Under Paragraph (2), a school district must have procedures in place that will allow certain individuals to have access to Covered Information while not allowing others to access the same information. Requirements that a data collector provide access to a limited number of individuals while simultaneously providing access to other individuals force data collectors to walk a fine line. The key to compliance will be to consider, before the deadline, the best strategy to provide access to the correct individuals while simultaneously limiting access to the incorrect individuals.

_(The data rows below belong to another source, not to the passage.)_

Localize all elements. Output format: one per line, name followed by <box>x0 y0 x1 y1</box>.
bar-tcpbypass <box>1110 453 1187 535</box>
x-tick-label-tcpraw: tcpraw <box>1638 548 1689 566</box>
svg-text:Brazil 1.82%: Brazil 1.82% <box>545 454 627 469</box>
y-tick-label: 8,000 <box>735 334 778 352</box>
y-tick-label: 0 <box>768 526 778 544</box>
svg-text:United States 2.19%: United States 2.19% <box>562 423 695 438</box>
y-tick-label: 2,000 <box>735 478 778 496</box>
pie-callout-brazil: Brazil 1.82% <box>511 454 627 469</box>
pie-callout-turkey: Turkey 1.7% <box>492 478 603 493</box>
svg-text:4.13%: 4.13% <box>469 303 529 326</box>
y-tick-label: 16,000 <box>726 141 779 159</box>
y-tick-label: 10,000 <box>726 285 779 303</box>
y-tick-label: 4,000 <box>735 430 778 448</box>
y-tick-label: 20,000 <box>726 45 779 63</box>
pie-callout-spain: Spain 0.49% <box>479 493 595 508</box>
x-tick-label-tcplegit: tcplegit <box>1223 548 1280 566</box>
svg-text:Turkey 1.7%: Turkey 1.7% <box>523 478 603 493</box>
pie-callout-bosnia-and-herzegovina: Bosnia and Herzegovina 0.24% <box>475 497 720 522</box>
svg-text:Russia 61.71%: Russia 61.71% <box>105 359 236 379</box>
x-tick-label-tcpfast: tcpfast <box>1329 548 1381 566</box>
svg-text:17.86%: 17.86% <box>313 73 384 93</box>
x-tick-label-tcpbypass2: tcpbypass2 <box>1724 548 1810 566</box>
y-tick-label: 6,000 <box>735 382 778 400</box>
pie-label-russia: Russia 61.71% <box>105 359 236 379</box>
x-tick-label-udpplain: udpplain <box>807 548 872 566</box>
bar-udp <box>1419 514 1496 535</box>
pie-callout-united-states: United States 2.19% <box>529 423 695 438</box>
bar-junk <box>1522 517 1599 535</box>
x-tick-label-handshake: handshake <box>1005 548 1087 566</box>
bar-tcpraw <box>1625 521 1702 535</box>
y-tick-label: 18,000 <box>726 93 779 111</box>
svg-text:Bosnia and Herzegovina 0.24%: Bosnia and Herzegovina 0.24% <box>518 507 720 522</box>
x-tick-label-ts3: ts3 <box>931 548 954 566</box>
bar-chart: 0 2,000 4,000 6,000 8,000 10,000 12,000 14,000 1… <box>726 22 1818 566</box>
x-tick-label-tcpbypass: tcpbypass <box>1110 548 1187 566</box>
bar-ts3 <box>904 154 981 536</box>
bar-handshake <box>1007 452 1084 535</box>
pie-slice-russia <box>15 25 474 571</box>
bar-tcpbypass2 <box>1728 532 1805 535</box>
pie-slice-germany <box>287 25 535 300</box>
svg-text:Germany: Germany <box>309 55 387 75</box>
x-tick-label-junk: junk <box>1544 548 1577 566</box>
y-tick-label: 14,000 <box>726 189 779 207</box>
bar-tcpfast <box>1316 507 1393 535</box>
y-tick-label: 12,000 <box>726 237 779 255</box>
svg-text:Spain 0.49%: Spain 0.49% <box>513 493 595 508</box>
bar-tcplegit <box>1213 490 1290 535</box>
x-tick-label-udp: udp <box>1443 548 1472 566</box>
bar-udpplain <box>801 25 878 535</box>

The regulations found under the “School Prohibitions” section will be just the beginning for SOPPA compliance. In the months leading up to SOPPA taking effect, public schools will need to take steps to confirm that their vendors with access to Covered Information are taking steps to protect student data. Without taking the steps necessary to fully comply with SOPPA, Illinois public schools may be subject to liability not only for their own acts or omissions, but the missteps of the vendors they entrusted with student information. Therefore, it is never too early to begin taking steps toward SOPPA compliance.